Bismillah, bir nur gibi bütün kâinatı kuşatan ve her yerde Allah’ın rububiyet mühürlerini gösteren bir iksir gibidir. Rububiyet Allah’ın terbiye edici vasfıdır. Kâinat heyet-i mecmuası ile insanda temerküz etmiş bir fihriste durumundadır. Yani insan kâinatın özetini taşıyan çekirdek hükmündedir. Yüce Allah eşyayı esmasına mir’at yapmıştır. Onun için eşya mir’ât-ı marifettir.
Öyleyse bütün kâinatta tecelli eden esma cilveleri yüce Rabbimizi bize tanıtmakta ve bildirmektedir.
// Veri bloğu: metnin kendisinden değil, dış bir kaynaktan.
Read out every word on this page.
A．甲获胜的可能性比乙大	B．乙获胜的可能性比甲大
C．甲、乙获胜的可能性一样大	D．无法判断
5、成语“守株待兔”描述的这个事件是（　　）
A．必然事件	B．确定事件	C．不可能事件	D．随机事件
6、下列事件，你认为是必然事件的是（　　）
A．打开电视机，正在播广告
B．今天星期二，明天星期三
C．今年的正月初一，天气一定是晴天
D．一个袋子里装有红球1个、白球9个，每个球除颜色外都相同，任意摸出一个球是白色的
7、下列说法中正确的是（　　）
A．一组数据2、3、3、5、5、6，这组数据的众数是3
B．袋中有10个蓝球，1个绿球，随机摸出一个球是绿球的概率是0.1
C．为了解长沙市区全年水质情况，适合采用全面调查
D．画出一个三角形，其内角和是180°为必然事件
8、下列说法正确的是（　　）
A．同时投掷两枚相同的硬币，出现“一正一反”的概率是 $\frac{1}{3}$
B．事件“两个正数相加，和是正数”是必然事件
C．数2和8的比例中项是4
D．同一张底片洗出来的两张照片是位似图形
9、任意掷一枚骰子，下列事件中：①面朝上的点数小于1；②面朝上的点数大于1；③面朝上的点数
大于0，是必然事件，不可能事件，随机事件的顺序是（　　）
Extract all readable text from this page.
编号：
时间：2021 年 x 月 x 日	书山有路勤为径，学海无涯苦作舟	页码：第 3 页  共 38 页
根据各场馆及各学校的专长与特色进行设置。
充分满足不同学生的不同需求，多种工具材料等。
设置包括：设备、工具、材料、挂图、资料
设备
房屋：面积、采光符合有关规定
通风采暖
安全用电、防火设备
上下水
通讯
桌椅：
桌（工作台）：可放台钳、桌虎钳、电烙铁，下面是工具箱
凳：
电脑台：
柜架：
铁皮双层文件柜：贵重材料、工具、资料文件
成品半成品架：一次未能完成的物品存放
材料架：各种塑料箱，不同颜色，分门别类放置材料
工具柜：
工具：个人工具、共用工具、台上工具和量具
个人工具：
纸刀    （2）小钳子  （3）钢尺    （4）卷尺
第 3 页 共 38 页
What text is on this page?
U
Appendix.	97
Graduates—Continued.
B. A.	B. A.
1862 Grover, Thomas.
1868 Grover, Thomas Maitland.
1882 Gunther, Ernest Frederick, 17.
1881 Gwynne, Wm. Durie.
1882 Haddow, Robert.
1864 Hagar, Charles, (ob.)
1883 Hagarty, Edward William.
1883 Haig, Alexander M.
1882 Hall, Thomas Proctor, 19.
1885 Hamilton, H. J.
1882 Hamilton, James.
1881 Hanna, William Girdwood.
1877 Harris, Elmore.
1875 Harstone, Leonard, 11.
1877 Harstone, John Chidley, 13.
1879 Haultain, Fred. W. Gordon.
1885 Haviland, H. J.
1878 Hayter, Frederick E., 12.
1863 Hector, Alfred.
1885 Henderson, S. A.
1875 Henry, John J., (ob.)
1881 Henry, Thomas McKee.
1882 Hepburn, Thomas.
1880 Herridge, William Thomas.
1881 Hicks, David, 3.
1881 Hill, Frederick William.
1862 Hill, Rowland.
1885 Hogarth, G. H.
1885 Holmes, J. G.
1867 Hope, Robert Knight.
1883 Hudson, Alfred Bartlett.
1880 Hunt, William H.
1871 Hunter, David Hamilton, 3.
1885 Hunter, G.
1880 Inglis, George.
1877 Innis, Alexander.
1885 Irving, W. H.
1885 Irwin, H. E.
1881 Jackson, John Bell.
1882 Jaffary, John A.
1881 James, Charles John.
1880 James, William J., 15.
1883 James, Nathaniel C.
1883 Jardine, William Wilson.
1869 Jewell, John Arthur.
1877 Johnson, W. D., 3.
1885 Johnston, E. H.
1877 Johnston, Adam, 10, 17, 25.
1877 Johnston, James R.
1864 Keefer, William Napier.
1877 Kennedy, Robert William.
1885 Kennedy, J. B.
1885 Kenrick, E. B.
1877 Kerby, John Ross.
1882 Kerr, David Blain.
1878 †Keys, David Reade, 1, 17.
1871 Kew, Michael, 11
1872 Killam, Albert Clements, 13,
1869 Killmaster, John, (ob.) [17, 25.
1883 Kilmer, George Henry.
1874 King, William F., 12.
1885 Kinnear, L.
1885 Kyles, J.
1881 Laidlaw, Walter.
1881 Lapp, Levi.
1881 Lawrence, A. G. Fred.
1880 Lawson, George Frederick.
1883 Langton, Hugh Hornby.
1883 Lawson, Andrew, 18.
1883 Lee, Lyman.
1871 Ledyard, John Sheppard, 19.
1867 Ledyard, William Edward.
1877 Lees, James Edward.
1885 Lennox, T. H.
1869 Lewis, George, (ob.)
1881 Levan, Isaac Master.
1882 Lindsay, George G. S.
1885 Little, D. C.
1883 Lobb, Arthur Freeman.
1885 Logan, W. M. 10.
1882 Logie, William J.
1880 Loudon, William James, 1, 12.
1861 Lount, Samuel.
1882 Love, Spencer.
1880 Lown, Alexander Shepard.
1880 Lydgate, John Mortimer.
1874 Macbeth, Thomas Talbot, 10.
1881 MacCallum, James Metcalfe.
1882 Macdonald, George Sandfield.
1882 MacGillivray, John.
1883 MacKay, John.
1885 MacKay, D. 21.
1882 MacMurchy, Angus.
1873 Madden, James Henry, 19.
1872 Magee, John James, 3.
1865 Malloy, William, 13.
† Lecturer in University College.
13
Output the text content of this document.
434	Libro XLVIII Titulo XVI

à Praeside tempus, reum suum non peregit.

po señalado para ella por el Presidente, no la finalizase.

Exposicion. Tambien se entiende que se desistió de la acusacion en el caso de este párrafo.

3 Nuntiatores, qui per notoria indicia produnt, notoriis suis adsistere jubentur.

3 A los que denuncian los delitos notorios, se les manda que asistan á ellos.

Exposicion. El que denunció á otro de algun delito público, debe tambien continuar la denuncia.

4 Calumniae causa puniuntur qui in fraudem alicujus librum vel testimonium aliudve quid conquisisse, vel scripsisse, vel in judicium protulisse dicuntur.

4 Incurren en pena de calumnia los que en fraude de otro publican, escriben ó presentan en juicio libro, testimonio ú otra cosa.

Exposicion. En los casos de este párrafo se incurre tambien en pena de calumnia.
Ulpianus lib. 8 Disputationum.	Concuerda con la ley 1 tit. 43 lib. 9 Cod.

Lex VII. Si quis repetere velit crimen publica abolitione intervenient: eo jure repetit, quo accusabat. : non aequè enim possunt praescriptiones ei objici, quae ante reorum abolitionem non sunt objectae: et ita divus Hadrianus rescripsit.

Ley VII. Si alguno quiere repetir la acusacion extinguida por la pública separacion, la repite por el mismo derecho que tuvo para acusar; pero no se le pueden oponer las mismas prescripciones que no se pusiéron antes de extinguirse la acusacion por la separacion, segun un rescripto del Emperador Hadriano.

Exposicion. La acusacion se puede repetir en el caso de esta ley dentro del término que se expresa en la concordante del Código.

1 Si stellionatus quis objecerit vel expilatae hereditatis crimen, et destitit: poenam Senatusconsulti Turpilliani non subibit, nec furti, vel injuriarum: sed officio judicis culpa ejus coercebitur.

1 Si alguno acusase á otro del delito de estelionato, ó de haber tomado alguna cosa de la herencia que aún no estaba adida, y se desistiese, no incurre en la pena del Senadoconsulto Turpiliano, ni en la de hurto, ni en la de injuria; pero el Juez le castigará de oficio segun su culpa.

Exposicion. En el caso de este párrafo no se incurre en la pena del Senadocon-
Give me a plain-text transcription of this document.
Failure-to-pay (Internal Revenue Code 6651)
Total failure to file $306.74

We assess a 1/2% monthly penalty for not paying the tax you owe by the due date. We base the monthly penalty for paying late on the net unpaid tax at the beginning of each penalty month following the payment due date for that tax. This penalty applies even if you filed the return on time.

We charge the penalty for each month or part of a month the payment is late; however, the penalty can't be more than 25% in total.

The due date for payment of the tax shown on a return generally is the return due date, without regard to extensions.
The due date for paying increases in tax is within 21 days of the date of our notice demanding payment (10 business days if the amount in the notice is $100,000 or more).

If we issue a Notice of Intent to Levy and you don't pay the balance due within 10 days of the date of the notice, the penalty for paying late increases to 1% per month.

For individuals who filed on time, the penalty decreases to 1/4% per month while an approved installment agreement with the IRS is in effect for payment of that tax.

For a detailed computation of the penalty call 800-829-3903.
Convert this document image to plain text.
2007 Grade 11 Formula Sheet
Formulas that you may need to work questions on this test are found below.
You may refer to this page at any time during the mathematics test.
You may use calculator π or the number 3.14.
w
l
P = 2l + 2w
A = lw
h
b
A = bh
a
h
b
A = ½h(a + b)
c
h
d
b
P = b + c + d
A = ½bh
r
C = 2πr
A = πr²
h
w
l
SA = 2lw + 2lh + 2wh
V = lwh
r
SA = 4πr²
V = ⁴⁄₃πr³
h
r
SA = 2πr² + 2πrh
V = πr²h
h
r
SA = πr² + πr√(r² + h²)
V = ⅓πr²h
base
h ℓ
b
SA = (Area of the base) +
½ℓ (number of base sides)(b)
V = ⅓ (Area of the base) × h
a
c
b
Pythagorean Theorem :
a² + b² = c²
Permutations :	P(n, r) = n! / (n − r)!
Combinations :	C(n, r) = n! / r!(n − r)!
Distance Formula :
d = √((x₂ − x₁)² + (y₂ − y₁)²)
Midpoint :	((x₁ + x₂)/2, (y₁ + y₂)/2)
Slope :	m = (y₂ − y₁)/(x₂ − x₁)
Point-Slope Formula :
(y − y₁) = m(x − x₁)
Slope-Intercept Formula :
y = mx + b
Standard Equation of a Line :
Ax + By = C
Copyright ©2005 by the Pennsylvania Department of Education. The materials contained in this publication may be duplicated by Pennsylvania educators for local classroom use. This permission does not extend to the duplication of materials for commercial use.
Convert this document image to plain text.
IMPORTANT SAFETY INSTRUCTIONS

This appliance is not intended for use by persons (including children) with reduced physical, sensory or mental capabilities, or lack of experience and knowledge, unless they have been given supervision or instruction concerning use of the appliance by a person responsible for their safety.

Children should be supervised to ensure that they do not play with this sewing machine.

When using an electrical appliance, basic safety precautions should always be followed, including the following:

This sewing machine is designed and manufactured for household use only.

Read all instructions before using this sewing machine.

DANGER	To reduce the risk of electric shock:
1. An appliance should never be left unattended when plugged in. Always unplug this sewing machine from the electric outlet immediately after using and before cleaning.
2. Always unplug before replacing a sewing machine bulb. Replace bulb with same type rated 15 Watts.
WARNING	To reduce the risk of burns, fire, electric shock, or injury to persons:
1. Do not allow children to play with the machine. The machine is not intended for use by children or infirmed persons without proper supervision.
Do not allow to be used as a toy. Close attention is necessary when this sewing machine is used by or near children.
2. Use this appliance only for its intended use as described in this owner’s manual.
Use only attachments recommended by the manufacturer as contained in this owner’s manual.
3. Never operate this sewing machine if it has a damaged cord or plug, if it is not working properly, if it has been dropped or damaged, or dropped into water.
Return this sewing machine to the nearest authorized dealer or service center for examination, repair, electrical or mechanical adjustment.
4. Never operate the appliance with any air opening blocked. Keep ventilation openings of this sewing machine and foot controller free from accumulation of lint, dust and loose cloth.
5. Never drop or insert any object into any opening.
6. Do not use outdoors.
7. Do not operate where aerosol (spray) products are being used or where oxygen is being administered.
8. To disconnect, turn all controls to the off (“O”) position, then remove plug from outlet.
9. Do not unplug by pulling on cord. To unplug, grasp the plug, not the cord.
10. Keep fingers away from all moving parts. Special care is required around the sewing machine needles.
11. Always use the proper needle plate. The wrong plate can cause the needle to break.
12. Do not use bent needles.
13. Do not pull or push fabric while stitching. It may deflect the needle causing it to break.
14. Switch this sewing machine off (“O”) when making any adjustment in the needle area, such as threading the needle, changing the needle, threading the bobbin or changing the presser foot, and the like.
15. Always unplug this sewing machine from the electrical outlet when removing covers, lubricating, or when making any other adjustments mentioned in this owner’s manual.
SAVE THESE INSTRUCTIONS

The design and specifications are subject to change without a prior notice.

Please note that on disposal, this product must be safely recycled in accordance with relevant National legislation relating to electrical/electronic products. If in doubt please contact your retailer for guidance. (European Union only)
Hem kâinat heyet-i mecmuası ile hem de insan maddî ve menevî cihetleri ile Allah’a ayinadarlık yapmaktadır. Kâinat simasına bakıldığında taklid edilmez bir şekilde rububiyet sikkeleri görülmektedir.Her bir mahlûk üzerinde yüce Allah’ın terbiye edici vasfı olan rububiyet tecellileri ve mühürleri net olarak görülmektedir.İnsan simasında da öyledir.Her insanın özellikle maddî azalarına dikkatlice bakılırsa rububiyet tecellileri daha net görülür.
İnsanın simasındaki alamet-i farika, kaşları, burnu, kulakları ve diğer azaları belirli bir mizan ve miktar ile Rabbimiz tarafından çok hassas ve ince olarak terbiye edilmiştir. İşte hem kâinat hem de insan simlarına Besmele ile vurulan sikke-i rububiyet tecellileri saymakla bitmek bilmez vaziyettedir. Hem kâinattaki mahlûkat hem de insandaki cihazatlar mükemmel olarak şekillendirilmiş ve terbiye edilmiştir. Arıları, yılanları ve haşarat-ı muzırları eğer Rabbimiz terbiye etmeyim dizginlerini çekmeseydi bizim bu dünyada yaşamamız mümkün değildi. Denizler dağlarla, akarsular vadi yatakları ile terbiye edilmiştir. Aynen öyle de insanın vücudundaki su ve ab-ı hayat olan dem de kalb ve damarlarla koruma altına alınmış ve terbiye edilmiştir. Akciğerlerimiz yakıcı olan bir gaza göre terbiye edilmiştir. Nasıl ki yanıcı ve yakıcı olan iki madde sikke-i rububiyet ile bir araya getirilerek terbiye edilmiş ve hayatımızın en önemli maddesi olarak yaratılmış ise hayatımızın bütünü de böylece sikke–i rububiyet ile terbiye edilmiştir. Misalleri çoğaltmak mümkündür.